Some of the book's passages, which people found particularly offensive, include a phrase in which Linton describes herself with "angel hair."

As the night ticked interminably by, I tried not to think what the rebels would do to the ‘skinny white muzungu with long angel hair’ if they found me. Clenching my jaw to stop my teeth chattering, I squeezed my eyes shut and reminded myself how I’d come to be a central character in this horror story.

Linton also claimed to have befriended a child she called Zimba, including this passage:

I try to remember a smiling gap-toothed child with HIV whose greatest joy was to sit on my lap and drink from a bottle of Coca-Cola. Zimba taught me many beautiful words but the one I like the most is Nsansa. Happiness.

This prompted someone to launch a parody Twitter account for Zimba.

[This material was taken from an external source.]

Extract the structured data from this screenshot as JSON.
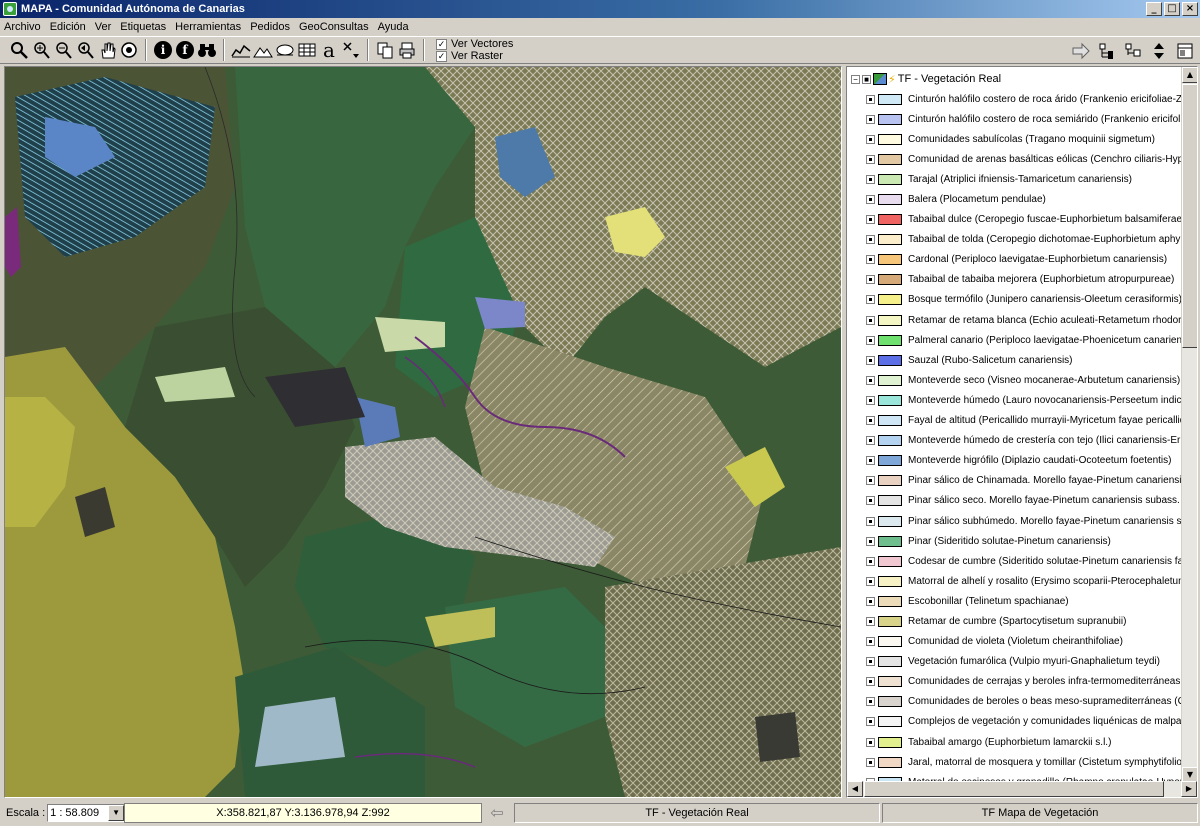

Linton’s story has been debunked, as Zambia didn't have active fighting as a result of violence in its neighbor country.

“I have spent most of my life living on the shores of Lake Tanganyika and we are the closest lodge to the DRC [Democratic Republic of Congo] border – 20kms away," Craig Zytkow, who works at the lodge where Linton stayed in Zambia, told the Scotsman. “Nothing like what she describes ever happened here.”

Linton has shut down her social media accounts after issuing an apology of sorts, writing, “I mistakenly thought I could inspire readers by sharing my memories of my time in Africa. The sad truth is that my intent behind the book was to share an empathetic attitude but the result was the exact opposite."

Jezebel reports that, by coincidence, Linton is dating GOP candidate Donald Trump's finance chair, Steve Mnuchin.